Worse, she was forced to return to her employer’s house.
Berlinda told Daraj that her employer continued harassing and assaulting her. She did not tell his wife out of fear for her reaction, especially as she had previously been subjected to violence by the couple. Neither did she tell anyone at the recruitment agency where she had previously met with abuse as well.
When the situation became unbearable, she contacted This Is Lebanon (TIL), a nongovernmental organization that exposes abuse of migrant workers. TIL assisted Berlinda in completing the necessary procedures to return to her home country.
According to the Atlantic Federation of African Press Agencies (FAAPA), there were some 11,645 Ghanaian women migrant workers in Lebanon in 2019. In 2020, more than 2,200 of them were able to return home with the assistance of the Ghanaian Ministry of Foreign Affairs, which stepped in when the relevant Lebanese authorities failed to respond.
According to Charles Oredo, Deputy Minister of Foreign Affairs and Regional Integration in Guinea, the cost of return at the time exceeded US$ 1 million, of which the Ghanaian government paid more than half. The consulate in Lebanon did not consider the issue a priority.
Until 2021 Lebanese businessman Michel Haddad held the position. He withdrew from the diplomatic scene after leaks revealed that he exploited his position for financial gain. He had developed a complex network of relations with foreign domestic worker recruitment agencies.
According to TIL, one of these was the QuickStep Services agency, which is run by Hussein Mroue. We asked Ghana’s honorary consulate in Lebanon to comment but did not receive a response. Ali Samih Jaafar is currently Ghana’s honorary consul in Lebanon.
During her third year in Lebanon, Victoria supported her coworkers as they demonstrated in front of the Cameroonian consulate in July 2020, shortly before the Beirut Port explosion.
Victoria was working as a freelancer before she left Lebanon.

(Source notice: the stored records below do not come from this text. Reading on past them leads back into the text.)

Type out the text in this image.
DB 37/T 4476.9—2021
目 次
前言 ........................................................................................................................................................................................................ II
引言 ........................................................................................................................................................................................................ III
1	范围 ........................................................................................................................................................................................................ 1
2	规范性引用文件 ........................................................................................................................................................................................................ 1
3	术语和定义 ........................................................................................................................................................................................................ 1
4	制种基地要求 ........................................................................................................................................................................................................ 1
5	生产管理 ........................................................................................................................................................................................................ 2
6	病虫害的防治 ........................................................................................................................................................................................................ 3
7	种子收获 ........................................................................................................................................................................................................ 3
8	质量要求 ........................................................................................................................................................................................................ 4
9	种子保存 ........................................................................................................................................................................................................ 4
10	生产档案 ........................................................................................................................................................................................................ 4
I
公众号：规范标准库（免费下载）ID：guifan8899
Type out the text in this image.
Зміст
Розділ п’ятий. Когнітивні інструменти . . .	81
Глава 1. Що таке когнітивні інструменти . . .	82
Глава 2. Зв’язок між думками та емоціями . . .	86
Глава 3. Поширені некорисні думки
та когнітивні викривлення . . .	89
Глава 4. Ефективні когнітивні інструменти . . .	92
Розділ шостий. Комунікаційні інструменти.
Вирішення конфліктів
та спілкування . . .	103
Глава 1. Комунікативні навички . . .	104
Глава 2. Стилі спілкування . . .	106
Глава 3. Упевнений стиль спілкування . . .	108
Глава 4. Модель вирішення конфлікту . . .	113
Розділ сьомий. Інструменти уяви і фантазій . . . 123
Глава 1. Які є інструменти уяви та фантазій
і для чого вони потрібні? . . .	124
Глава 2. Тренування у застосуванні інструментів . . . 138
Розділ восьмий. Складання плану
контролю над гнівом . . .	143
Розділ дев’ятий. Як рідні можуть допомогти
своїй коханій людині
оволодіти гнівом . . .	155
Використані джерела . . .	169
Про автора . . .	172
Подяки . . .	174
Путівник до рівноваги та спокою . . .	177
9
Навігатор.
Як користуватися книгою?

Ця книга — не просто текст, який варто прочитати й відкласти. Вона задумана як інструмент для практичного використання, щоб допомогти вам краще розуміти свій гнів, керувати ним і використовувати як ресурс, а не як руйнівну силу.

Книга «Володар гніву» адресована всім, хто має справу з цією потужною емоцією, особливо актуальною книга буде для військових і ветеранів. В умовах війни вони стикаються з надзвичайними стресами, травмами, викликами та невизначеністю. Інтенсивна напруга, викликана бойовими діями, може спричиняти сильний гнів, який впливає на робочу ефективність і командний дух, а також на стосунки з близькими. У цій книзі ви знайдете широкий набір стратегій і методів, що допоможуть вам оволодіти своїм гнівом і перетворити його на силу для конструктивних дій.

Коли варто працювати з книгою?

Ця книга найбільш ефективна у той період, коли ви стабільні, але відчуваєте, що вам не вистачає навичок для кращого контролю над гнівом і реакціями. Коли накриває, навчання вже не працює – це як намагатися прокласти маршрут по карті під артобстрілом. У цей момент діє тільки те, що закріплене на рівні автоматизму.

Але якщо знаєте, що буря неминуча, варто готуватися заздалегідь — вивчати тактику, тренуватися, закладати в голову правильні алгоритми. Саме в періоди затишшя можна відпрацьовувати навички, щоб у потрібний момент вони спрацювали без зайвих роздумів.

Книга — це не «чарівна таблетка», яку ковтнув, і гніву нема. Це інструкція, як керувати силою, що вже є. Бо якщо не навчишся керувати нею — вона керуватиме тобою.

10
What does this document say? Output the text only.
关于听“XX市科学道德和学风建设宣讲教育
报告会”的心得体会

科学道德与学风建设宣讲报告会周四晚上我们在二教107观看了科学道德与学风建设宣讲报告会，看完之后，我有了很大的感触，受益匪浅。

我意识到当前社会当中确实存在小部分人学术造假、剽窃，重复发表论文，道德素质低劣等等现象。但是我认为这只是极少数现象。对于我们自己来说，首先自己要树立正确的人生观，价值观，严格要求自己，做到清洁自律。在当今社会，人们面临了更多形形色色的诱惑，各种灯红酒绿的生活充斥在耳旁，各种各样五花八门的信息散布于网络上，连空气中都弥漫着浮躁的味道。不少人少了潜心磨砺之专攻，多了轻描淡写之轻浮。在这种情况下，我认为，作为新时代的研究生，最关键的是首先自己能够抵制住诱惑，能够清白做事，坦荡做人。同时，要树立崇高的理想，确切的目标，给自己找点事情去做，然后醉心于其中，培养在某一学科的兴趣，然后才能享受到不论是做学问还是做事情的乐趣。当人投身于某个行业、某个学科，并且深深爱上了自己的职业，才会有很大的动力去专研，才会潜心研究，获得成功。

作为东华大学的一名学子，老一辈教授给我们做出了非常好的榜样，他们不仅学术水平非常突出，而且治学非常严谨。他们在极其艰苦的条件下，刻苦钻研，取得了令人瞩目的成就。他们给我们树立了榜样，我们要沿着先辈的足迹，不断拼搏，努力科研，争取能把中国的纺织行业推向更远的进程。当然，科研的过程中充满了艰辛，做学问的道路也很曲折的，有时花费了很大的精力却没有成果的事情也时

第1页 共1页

According to her, it was the first time circumstances had worsened to such an extent that the Cameroonian women in Lebanon had decided to go on strike and organise a sit-in.
Yet, Jean Abboud, president of the Union of Travel and Tourism Agencies in Lebanon, as well as Cameroon’s honorary consul in Lebanon for over 20 years, ignored the women in front of his office.
“When you arrive at the consulate, you are alone despite all the promises of assistance and care,” Victoria told Daraj.
The refusal of the Lebanese authorities to respond to the grievances of the protesting women workers has become increasingly apparent, particularly in relation to the “laissez-passer,” a document that allows for a one-time border crossing in special circumstances when a passport is not available.
Unfortunately, domestic workers all too often have to rely on this, as their passports are often confiscated by the recruitment agencies. This practice, which has no legal backing, is used to control the lives of women workers.
The Camoorinian women found themselves having to deal with the honorary consul’s secretary, as Abboud was always absent, and never responded to their complaints or commented on their suffering.